8L’énoncé, dans la conception bakhtinienne du dialogue, ne se réduit pas à ce premier aspect puisqu’il se définit également comme une triade vivante tournée vers l’objet, vers autrui et vers soi. Bakhtine écrit dans Esthétique de la création verbale : « très souvent l’expression de notre énoncé est déterminée non seulement (…) par la teneur de l’objet de notre énoncé, mais aussi par les énoncés d’autrui sur le même thème auxquels nous répondons, avec lesquels nous polémiquons. (…) L’expression d’un énoncé (…) manifeste non seulement son propre rapport à l’objet de l’énoncé, mais aussi le rapport du locuteur aux énoncés d’autrui » (1984, p. 299). Ce rapport est dialogique puisque parler à autrui c’est tout autant transformer des énoncés existants que se situer dans la perspective de la réponse à venir. La dimension en effet sur laquelle Bakhtine et Volochinov insistent dans leur théorie de l’énoncé est celle de l’historicité : « Il est donc impossible de comprendre comment se construit un énoncé quelconque, eut-il l’apparence de l’autonomie et de l’achèvement, si on ne l’envisage pas comme un moment, comme une simple goutte dans ce fleuve de la communication verbale dont l’incessant mouvement est celui-là même de la vie sociale et de l’histoire » (Volochinov 1930, trad. Todorov 1981, p. 288). Ni les mots, ni les « choses » ne sont neufs, ils portent la trace d’autres discours, ce qui fait dire à Bakhtine que le locuteur lui-même est en quelque sorte « un répondant ». Parler à autrui, c’est aussi anticiper sa réponse et pour Bakhtine, le locuteur seul n’existe pas. Celui qui parle (ou qui écrit) oriente en permanence ses propos en direction d’autrui, et plus particulièrement en direction de la réponse qu’il anticipe de sa part. L’auditeur revêt une autre posture que celle de récepteur, y compris lorsque l’on attribue à ce dernier l’identité de « sujet-destinataire ». Ainsi que Grossen le résume, à partir de Bakhtine, « the interlocutor’s possible response is contained within the speaker’s discourse and any piece of discourse has one component made up of responsivity and another of addressivity » (à paraître).

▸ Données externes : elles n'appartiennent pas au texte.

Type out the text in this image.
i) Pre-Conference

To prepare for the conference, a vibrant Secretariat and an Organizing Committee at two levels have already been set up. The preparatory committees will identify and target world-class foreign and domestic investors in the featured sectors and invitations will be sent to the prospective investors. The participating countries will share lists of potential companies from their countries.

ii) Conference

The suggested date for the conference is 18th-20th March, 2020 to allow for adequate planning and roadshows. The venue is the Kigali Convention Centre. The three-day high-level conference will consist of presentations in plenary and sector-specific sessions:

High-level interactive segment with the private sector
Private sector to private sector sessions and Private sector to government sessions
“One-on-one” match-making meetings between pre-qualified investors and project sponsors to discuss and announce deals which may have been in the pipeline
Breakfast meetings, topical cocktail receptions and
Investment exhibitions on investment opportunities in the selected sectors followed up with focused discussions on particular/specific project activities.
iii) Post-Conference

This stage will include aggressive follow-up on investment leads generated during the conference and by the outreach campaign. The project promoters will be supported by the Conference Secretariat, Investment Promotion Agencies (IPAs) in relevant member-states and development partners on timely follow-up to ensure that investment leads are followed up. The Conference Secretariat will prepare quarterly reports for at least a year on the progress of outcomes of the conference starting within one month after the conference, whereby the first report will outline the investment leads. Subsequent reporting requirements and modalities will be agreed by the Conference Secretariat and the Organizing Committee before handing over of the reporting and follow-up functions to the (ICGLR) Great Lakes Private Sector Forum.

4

9L’énoncé dans la théorie du dialogisme est donc doublement imbriqué dans la prise en compte d’une part des énoncés déjà-là - tous les autres discours du milieu et non pas une langue comme système abstrait - et d’autre part dans l’anticipation des énoncés-réponses.
10Cette conception de l’énoncé invite à prendre en compte « les circuits interdiscursifs » (Schepens, 1999, p. 37) dans l’étude du dialogue et s’oppose à une vision restreinte du dialogue en tant qu’échange entre deux interlocuteurs.
11Le principe dialogique de Bakhtine pose, comme nous venons de le souligner, que tout discours se fait dans son rapport à d’autres discours : tout autant son rapport à l’ensemble des autres discours existants dans le « milieu » desquels il s’élabore - en référence au « genre » - mais aussi plus spécifiquement son rapport à cet autre discours de celui à qui il s’adresse. Le discours est ainsi tissé des mots d’autrui et dès l’entrée dans le langage, les mots sont des mots des autres. On ne rencontre que des « mots occupés » pour reprendre la formule de Bakhtine : « aucun mot n’est neuf, ni neutre, mais « chargé » d’un « déjà-dit », celui des contextes où il a « vécu sa vie de mot » ; en ce sens « parler c’est entrer en rapport dialogique avec ces discours autres qui habitent les mots et c’est dans le processus – qui écoute, accueille, avec ou sans réticence, chaque mot en fonction de ce qui résonne en lui de voix étrangères – que le discours « prend corps » (Authier-Revuz, 2000, p. 37). « L’hétérogénéité » c’est-à-dire la présence d’un discours autre dans le discours de l’un recouvre ainsi selon Authier-Revuz deux dimensions : elle est à la fois « constitutive » mais aussi « montrée » lorsque la présence localisable d’un discours autre dans le fil du discours est observable.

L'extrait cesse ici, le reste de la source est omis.